Un «superticket» per la sanità e blocco dei contratti fino al 2018
La manovra Renzi è tutta una sorpresa, perlopiù negativa. Ieri i governatori, dopo la “rivolta” di due giorni fa, hanno continuato a denunciare i tagli e soprattutto il rischio che dovranno ricorrere a pesantissime riduzioni di servizi o a forti rincari delle tasse. Intanto i sindacati hanno scovato una “chicca”: secondo l’attuale formulazione del testo è fortemente probabile che il governo abbia l’intenzione di bloccare i contratti degli statali per un altro triennio, addirittura fino al 2018. Sarebbe così un congelamento pari quasi a un’era glaciale, di ben 9 anni (dal 2009).
Il governatore della Toscana, Enrico Rossi, va al cuore del problema: l’esecutivo sta dicendo praticamente alle Regioni che la sanità o si autoridurrà al lumicino o dovrà essere sostenuta da un «superticket». «Se ci tolgono 4 miliardi, per la Toscana sono quasi 300 milioni in meno. Dobbiamo insistere con il taglio dei privilegi, ma non arriveremo mai a recuperare 300 milioni o più. Allora, apriamo seriamente una discussione su quel che vogliamo sia il servizio sanitario – dice Rossi – Dobbiamo chiederci se per mantenere un servizio universale e gratuito per la stragrande maggioranza dei cittadini non sia venuto il momento di chiedere ai redditi più elevati il pagamento di un contributo sulle prestazioni sanitarie».
Si tratterebbe di una sorta di «superticket» per gli italiani più abbienti, secondo Rossi.

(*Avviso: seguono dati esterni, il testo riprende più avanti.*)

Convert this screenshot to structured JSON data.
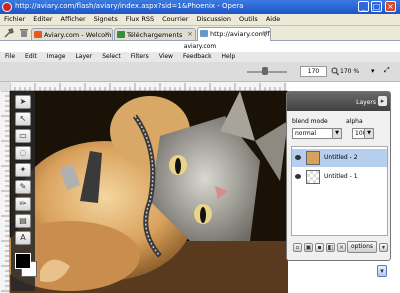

Ma noi ci permettiamo di integrare con una notazione: a bocce ferme, e con quella finanziaria, il «superticket» rischiano di pagarlo tutti, poveri compresi; che ovviamente non avranno altra strada rispetto alla rinuncia delle cure.
Sulla legge di stabilità ha parlato anche il presidente della Repubblica, di fatto blindandola: «Contiene – ha detto Giorgio Napolitano – un riconoscimento ampio e ci sono misure importanti per la crescita, sia direttamente per quel che riguarda le politiche di investimenti, sia indirettamente per quello che riguarda la riduzione della pressione fiscale. Penso che le posizioni prese con notevole nettezza dal governo italiano, ma non solo dall’Italia, vadano nel senso di un forte rilancio delle politiche per la crescita».
«Basta coi tweet – dice a Renzi il capo della Conferenza delle Regioni, Sergio Chiamparino – incontriamoci». Incontro che si potrebbe tenere, ma non è ufficiale, giovedì 23. Tra l’altro secondo i governatori i tagli ammontano a 6 miliardi, perché ai 4 previsti da Renzi si devono aggiungere il miliardo già calcolato per il 2015 dal governo Monti, i 750 milioni introdotti da Letta e i 250 milioni in meno derivanti dal taglio dell’Irap.
E la controproposta delle Regioni sarebbe già pronta: resterebbero i 4 miliardi di tagli, ma si interverrebbe con rimodulazioni delle entrate, tali da consentire di reggere i tagli. Ma tra i governatori e i primi cittadini i toni sono anche accesi. Il numero uno della Lombardia Roberto Maroni minaccia la chiusura di almeno 10 ospedali perché gli verranno a mancare 930 milioni di euro. Mentre Alessandro Cattaneo (Fi), vice presidente Anci, dice «ok ai tagli ma Renzi abolisca l’articolo 18 nella pubblica amministrazione».
Renzi però non molla: «Figuriamoci se non parliamo con i presidenti delle Regioni. Ma tagliare i servizi sanitari sarebbe inaccettabile. Piuttosto si tagli qualche Asl o qualche nomina di primario». Secondo il premier, poi, «è esclusa una procedura di infrazione dalla Ue». Infine una battuta per chi protesta: «C’è chi occupa le fabbriche, io le apro».
Dalla Cgil arriva l’allarme sui contratti pubblici: «L’ulteriore e immotivato anno di blocco dell’indennità di vacanza contrattuale, fino al 2018, che si legge nei testi disponibili, consolida il dubbio che si stiano preparando a bloccare i contratti fino a quella data», nota Michele Gentile.